No han tardado en llegar las comparaciones con Rodri Hernández, el mediocentro del Manchester City y referente de la selección española. Chema, sin embargo, prefiere mantenerse prudente: “Es un privilegio que te comparen con un jugador de su nivel, pero las comparaciones en el fútbol nunca son buenas. Intento seguir mi propio camino”, aseguró.

Su progresión no ha pasado desapercibida para Luis de la Fuente, seleccionador nacional, que ya lo sigue de cerca para futuras convocatorias con la absoluta. De momento, el valenciano forma parte de la nueva generación de la Sub-21, llamada a ser el relevo natural de los grandes centrocampistas españoles.

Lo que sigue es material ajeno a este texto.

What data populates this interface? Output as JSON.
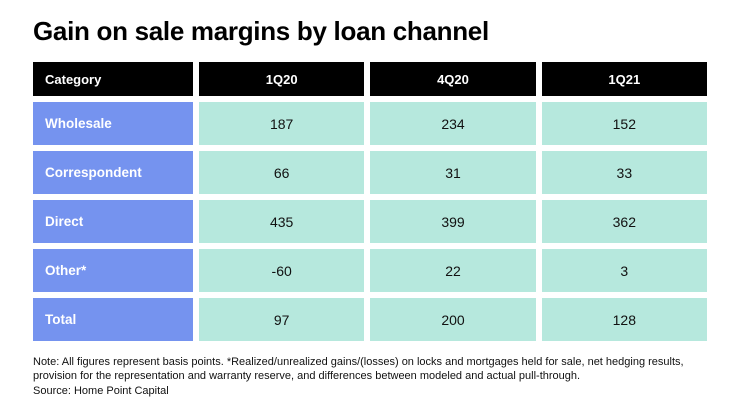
{
  "title": "Gain on sale margins by loan channel",
  "colors": {
    "header_bg": "#000000",
    "category_bg": "#7593ef",
    "value_bg": "#b6e8dd"
  },
  "chart_data": {
    "type": "table",
    "title": "Gain on sale margins by loan channel",
    "columns": [
      "Category",
      "1Q20",
      "4Q20",
      "1Q21"
    ],
    "rows": [
      {
        "category": "Wholesale",
        "values": [
          "187",
          "234",
          "152"
        ]
      },
      {
        "category": "Correspondent",
        "values": [
          "66",
          "31",
          "33"
        ]
      },
      {
        "category": "Direct",
        "values": [
          "435",
          "399",
          "362"
        ]
      },
      {
        "category": "Other*",
        "values": [
          "-60",
          "22",
          "3"
        ]
      },
      {
        "category": "Total",
        "values": [
          "97",
          "200",
          "128"
        ]
      }
    ],
    "units": "basis points",
    "note": "Note: All figures represent basis points. *Realized/unrealized gains/(losses) on locks and mortgages held for sale, net hedging results, provision for the representation and warranty reserve, and differences between modeled and actual pull-through.",
    "source": "Source: Home Point Capital"
  }
}
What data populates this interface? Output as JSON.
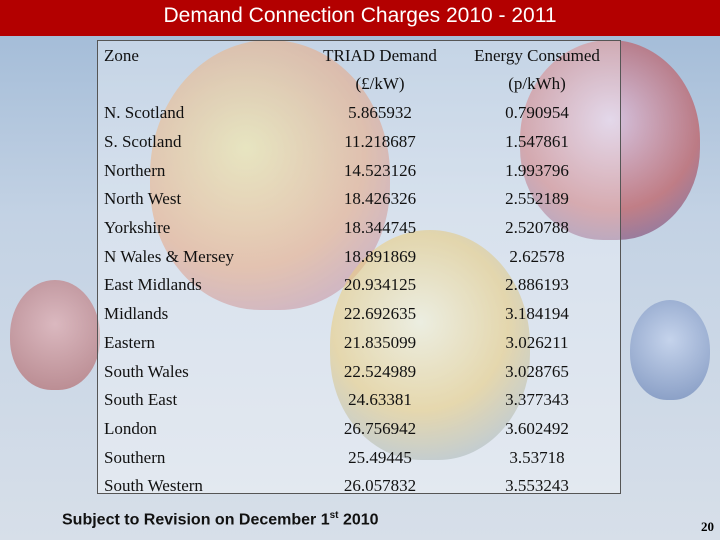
{
  "title": "Demand Connection Charges 2010 - 2011",
  "table": {
    "headers": {
      "zone": "Zone",
      "triad_line1": "TRIAD Demand",
      "triad_line2": "(£/kW)",
      "energy_line1": "Energy Consumed",
      "energy_line2": "(p/kWh)"
    },
    "rows": [
      [
        "N. Scotland",
        "5.865932",
        "0.790954"
      ],
      [
        "S. Scotland",
        "11.218687",
        "1.547861"
      ],
      [
        "Northern",
        "14.523126",
        "1.993796"
      ],
      [
        "North West",
        "18.426326",
        "2.552189"
      ],
      [
        "Yorkshire",
        "18.344745",
        "2.520788"
      ],
      [
        "N Wales & Mersey",
        "18.891869",
        "2.62578"
      ],
      [
        "East Midlands",
        "20.934125",
        "2.886193"
      ],
      [
        "Midlands",
        "22.692635",
        "3.184194"
      ],
      [
        "Eastern",
        "21.835099",
        "3.026211"
      ],
      [
        "South Wales",
        "22.524989",
        "3.028765"
      ],
      [
        "South East",
        "24.63381",
        "3.377343"
      ],
      [
        "London",
        "26.756942",
        "3.602492"
      ],
      [
        "Southern",
        "25.49445",
        "3.53718"
      ],
      [
        "South Western",
        "26.057832",
        "3.553243"
      ]
    ]
  },
  "footer": {
    "text": "Subject to Revision on December 1",
    "sup": "st",
    "year": " 2010"
  },
  "page_number": "20"
}
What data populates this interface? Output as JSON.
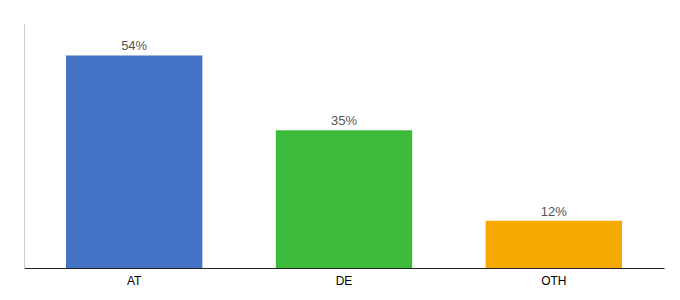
{
  "chart_data": {
    "type": "bar",
    "categories": [
      "AT",
      "DE",
      "OTH"
    ],
    "values": [
      54,
      35,
      12
    ],
    "value_labels": [
      "54%",
      "35%",
      "12%"
    ],
    "colors": [
      "#4472c4",
      "#3dbb3d",
      "#f5a800"
    ],
    "ylim": [
      0,
      62
    ],
    "data_labels": true,
    "tick_labels": "x",
    "grid": false
  }
}
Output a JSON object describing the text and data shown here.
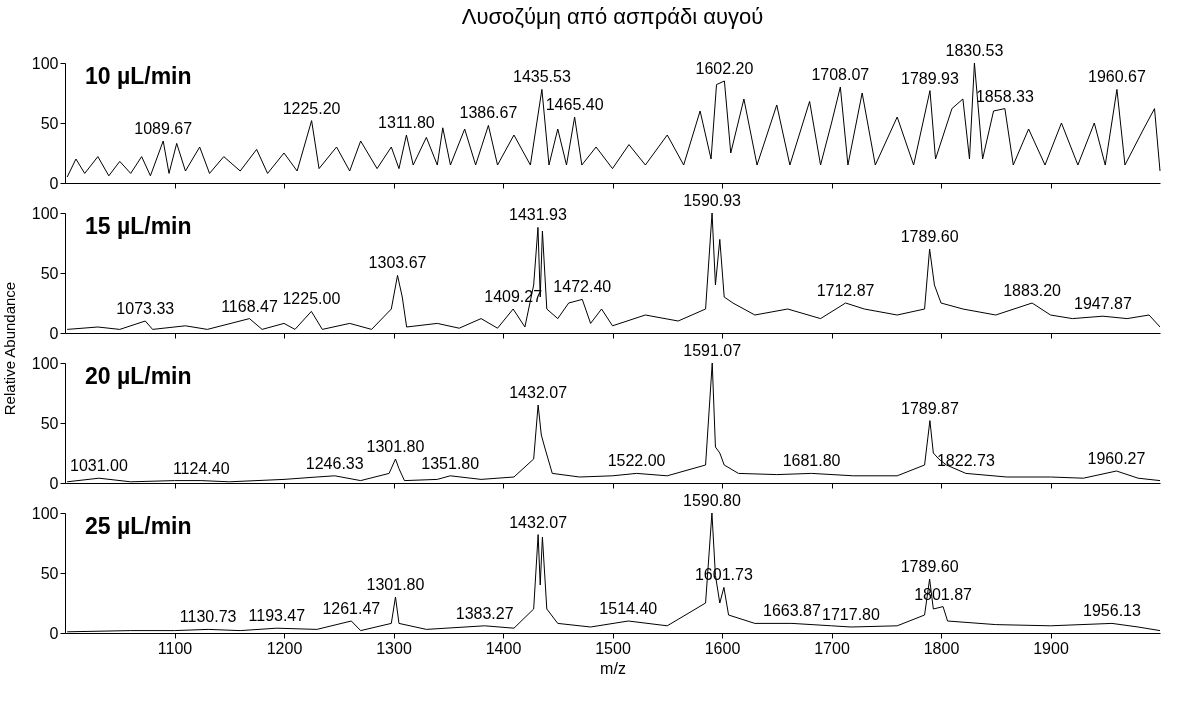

En el Real Madrid, por su parte, siguen con atención cada paso que da. El club conserva una cláusula de recompra de 13 millones de euros, que podría activarse hasta 2027. A partir de ese año, el precio ascendería progresivamente, llegando a los 16 millones en 2028. Además, el club blanco se asegura el 50% de una futura venta si el jugador decide continuar su carrera lejos del Bernabéu.

Mientras tanto, Chema disfruta de su momento sin mirar demasiado al futuro. “No pienso en lo que vendrá. Quiero crecer, aprender y aprovechar esta oportunidad al máximo”, confiesa. En Stuttgart ya hablan de él como el “cerebro silencioso” del equipo, y en Madrid, como una inversión que solo puede salir bien.

Porque lo que empezó como una cesión encubierta se está convirtiendo en una apuesta maestra. El joven que creció entre los campos de Valdebebas está demostrando en Alemania que tiene madera de líder, de mediocentro moderno y, sobre todo, de jugador para el futuro del Real Madrid.

Si mantiene este nivel de crecimiento, no sería extraño verlo regresar al Bernabéu en un par de temporadas, convertido en el heredero natural de los grandes mediocentros españoles. Y mientras tanto, en Chamartín sonríen: Chema Andrés ya no es una promesa, sino una realidad que madura a la velocidad del fútbol moderno.